Eine Put-Option mit einem Strike-Preis von 148 USD kostet im gleichen Szenario übrigens ungefähr das Gleiche, nämlich 1,39 USD. Der Put-Käufer erwirbt dabei das Recht, die Apple-Aktie zu einem Preis von 148 USD an den Stillhalter (Optionsverkäufer) zu verkaufen. Dieser erhält dafür eine Prämie von 139 USD. Das lohnt sich für den Put-Käufer nur, wenn der Preis der Aktie während der Optionslaufzeit tatsächlich unter 148 USD fällt. Die Frage, die sich an dieser Stelle aufdrängt, ist natürlich, ob die Prämie den Optionsverkäufer angemessen für das übernommene Risiko entschädigt?

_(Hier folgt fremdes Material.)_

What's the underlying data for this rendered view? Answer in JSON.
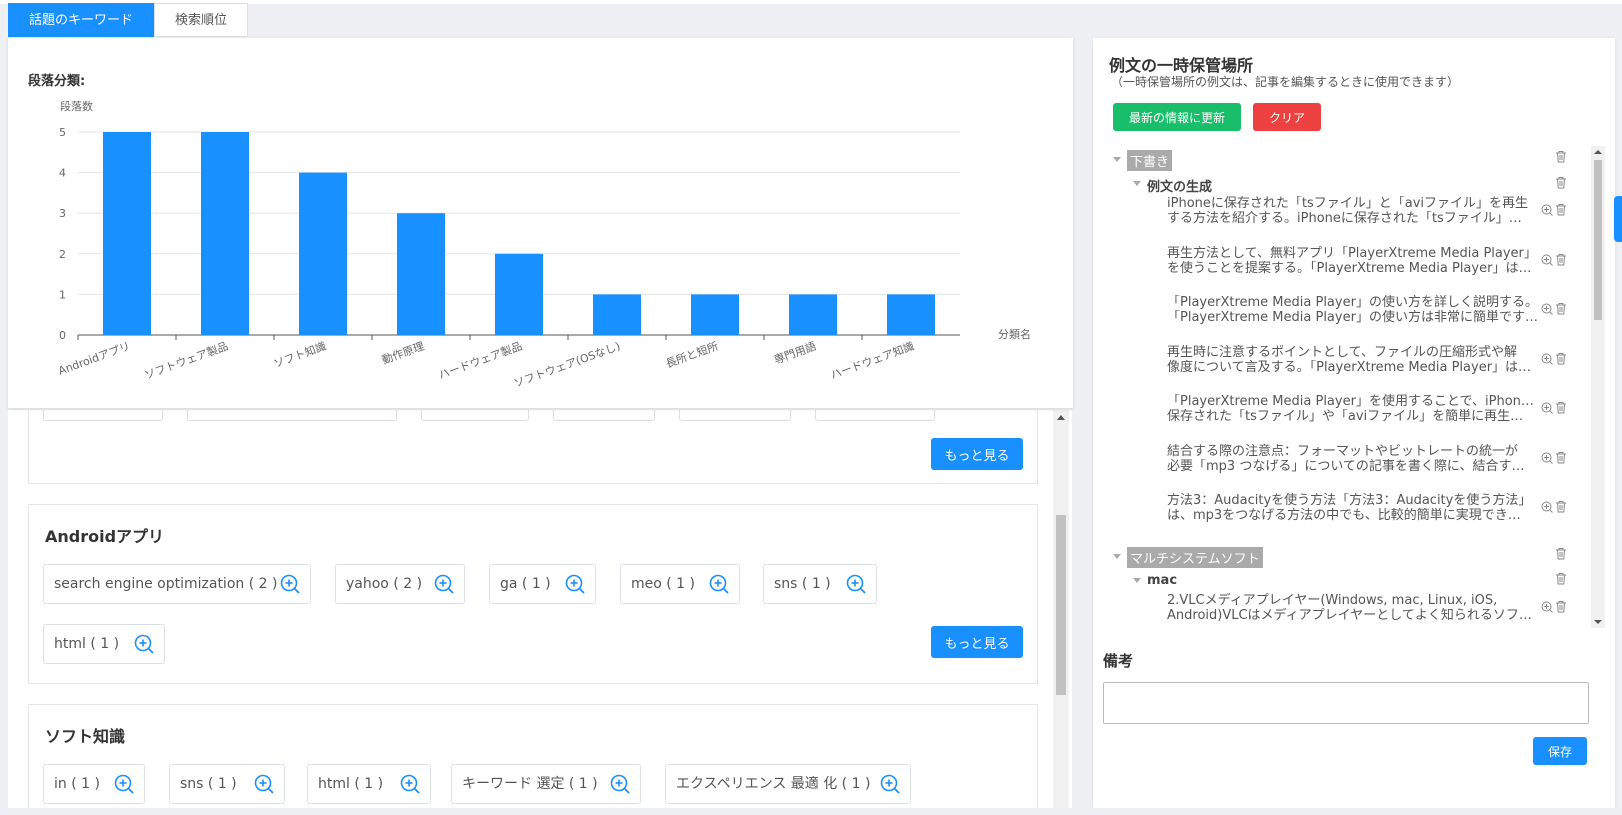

Hierfür gilt es zunächst zu klären, wie der Preis zustande kommt. Diese Frage ist einfach zu beantworten: durch Angebot und Nachfrage. Die Börse ist der Marktplatz, wo sich Optionskäufer und -verkäufer treffen und ihre Gebote abgeben. Genauso, wie in der volkswirtschaftlichen Theorie, findet sich der Preis dort, wo sich Angebot und Nachfrage ausgleichen. Es gibt also keine höhere Instanz, die die Optionspreise festlegt. Ein Stillhalter wird sich also die Frage stellen, wie hoch die Wahrscheinlichkeit ist, dass das Underlying den Strike-Preis erreicht und in Abhängigkeit davon die Prämie kalkulieren. Im Prinzip agiert er wie eine Versicherungsgesellschaft. Letztere übernimmt auch Risiken und kalkuliert die Prämien gemäß der Eintrittswahrscheinlichkeit. Der Versicherungsnehmer dagegen ist bereit, die Prämie zu bezahlen, weil er dann von größeren finanziellen Verlusten freigestellt wird. Der Käufer des Apple-Puts agiert ebenso. Er hat vielleicht Apple-Aktien im Depot und möchte sich gegen einen Börsencrash versichern. Er bezahlt also eine Prämie für das Recht, seine Aktie zu einem Mindestpreis von 148 USD verkaufen zu dürfen.
Bezogen auf das Beispiel der Versicherungsgesellschaft lässt sich sagen: Da diese gewinnorientiert agiert, wird sie einen Aufschlag auf die „faire“ Prämie verlangen. Die Prämie ohne diesen Aufschlag dient dazu, den Versicherungsfall zu decken, der Aufschlag ist der Gewinn. An der Börse läuft es ähnlich. Die Prämien, die dort bezahlt werden, enthalten in der Regel auch einen Gewinnaufschlag. Clevere Stillhalter können diesen dauerhaft vereinnahmen und damit Renditen erwirtschaften, die deutlich über langfristigen Aktienrenditen liegen. Denn es lässt sich tatsächlich beweisen, dass Optionen im langjährigen Schnitt zu teuer sind. Genau darin liegt der Wettbewerbsvorteil des Stillhalters. Der Käufer einer Option dagegen agiert von Anfang gegen die Wahrscheinlichkeit. Er startet quasi mit einem Handicap, wie der Roulettespieler, der auf Schwarz oder Rot setzt und eine Gewinnwahrscheinlichkeit von unter 50 Prozent hat.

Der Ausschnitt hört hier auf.